One thing many fantasy writers such as CD Carter and Rich Hribar express is the mantra ‘process over results.’
The process in which you decide which quarterback to start is in your control. The results that fantasy players produce on the field are out of our control.
When making fantasy football decisions, we need to focus on what we can control, and not worry about what we can’t control, no matter how many shower cries may ensue because of the results.
If you look at the Drew Brees versus Josh McCown discussion, one which myself and Dr. Renee Miller of rotoViz got into on the XN Hangout last Sunday, you’ll see just how entirely different the thought process was regarding who we backed.
I had mentioned how quarterbacks such as Matt McGloin, Case Keenum, and Scott Tolzien had produced as QB1s already this year. Renee mentioned how any of those quarterbacks could easily finish in the bottom of quarterback scoring as well. Which is also true.

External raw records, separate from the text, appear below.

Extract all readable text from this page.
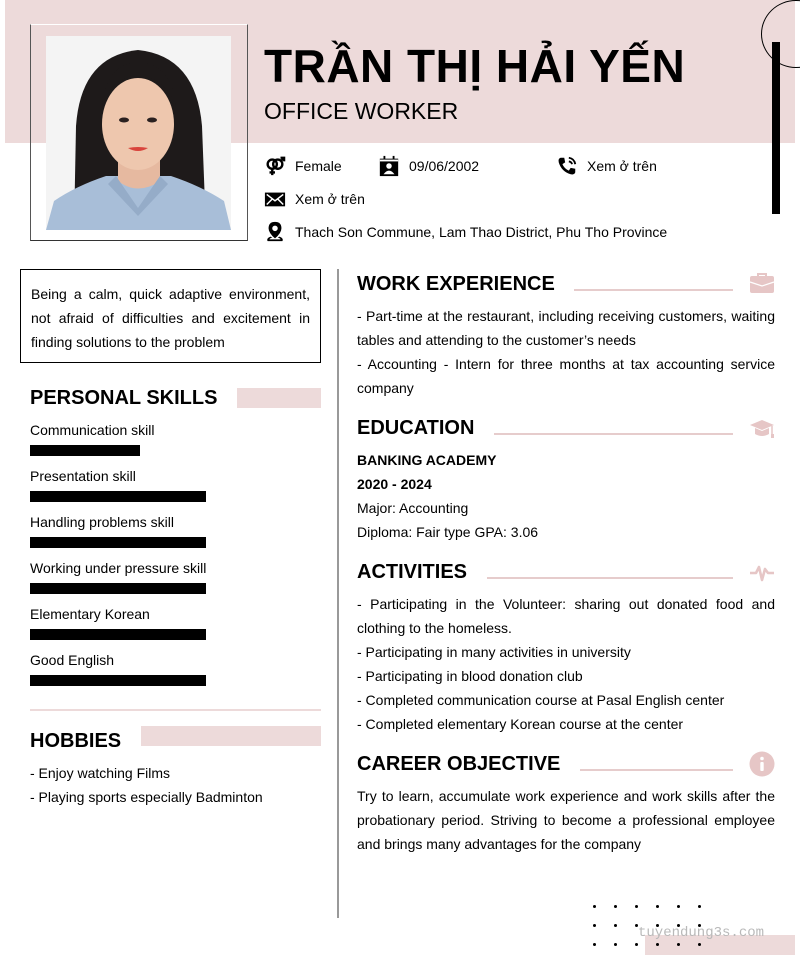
TRẦN THỊ HẢI YẾN
OFFICE WORKER
Female	09/06/2002	Xem ở trên
Xem ở trên
Thach Son Commune, Lam Thao District, Phu Tho Province
Being a calm, quick adaptive environment, not afraid of difficulties and excitement in finding solutions to the problem
PERSONAL SKILLS
Communication skill
Presentation skill
Handling problems skill
Working under pressure skill
Elementary Korean
Good English
HOBBIES
- Enjoy watching Films
- Playing sports especially Badminton
WORK EXPERIENCE

- Part-time at the restaurant, including receiving customers, waiting tables and attending to the customer’s needs

- Accounting - Intern for three months at tax accounting service company

EDUCATION

BANKING ACADEMY

2020 - 2024

Major: Accounting

Diploma: Fair type GPA: 3.06

ACTIVITIES

- Participating in the Volunteer: sharing out donated food and clothing to the homeless.

- Participating in many activities in university

- Participating in blood donation club

- Completed communication course at Pasal English center

- Completed elementary Korean course at the center

CAREER OBJECTIVE
Try to learn, accumulate work experience and work skills after the probationary period. Striving to become a professional employee and brings many advantages for the company
tuyendung3s.com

When looking at which fantasy quarterbacks to start, and which fantasy quarterbacks to bench, we need to go beyond what their first and second names are. The name Drew Brees is more valuable than the name Josh McCown because of the resume Brees has built during his career.
There’s a reason McCown is considered nothing more than a journeyman back-up quarterback.
But, fantasy football is a weekly game, and the 352 career passing touchdowns Brees threw prior to Monday night’s game shouldn’t automatically make us assume he’s a better fantasy option than a Josh McCown. At least that shouldn’t have been the case in Week 13, when Brees was squaring off against the Seattle Seahawks in Seattle.
In Dr. Miller’s book ‘Cognitive Bias in Fantasy Sports: Is Your Brain Sabotaging Your Team?‘ she says, “Sometimes what our brain is telling us is the best IS the best. But sometimes it isn’t.”
Simply starting a fantasy quarterback based on their name, and career body of work might seem like a good idea, but it might not be the best idea.
We have a lot of factors to consider when submitting fantasy lineups, and sometimes we can get too caught up in the name game. Even though an elite quarterback like Brees should be the better option than McCown, the final results don’t always agree with that thinking.
Of course, substitute Peyton Manning’s name for Brees last week, and you’re looking at a different story, as Peyton proved his worth in Week 13, even though he may of had a tough match-up as well against the Kansas City Chiefs in Kansas City.
One of the quarterbacks this week that will have plenty of biases thrown his way by fantasy owners is Joe Flacco.
We look at Flacco’s fantasy season so far, QB19 in standard scoring leagues, and see his game log consists of many performances where he scored 12 fantasy points or less, including three games where he couldn’t even score a measly nine fantasy points.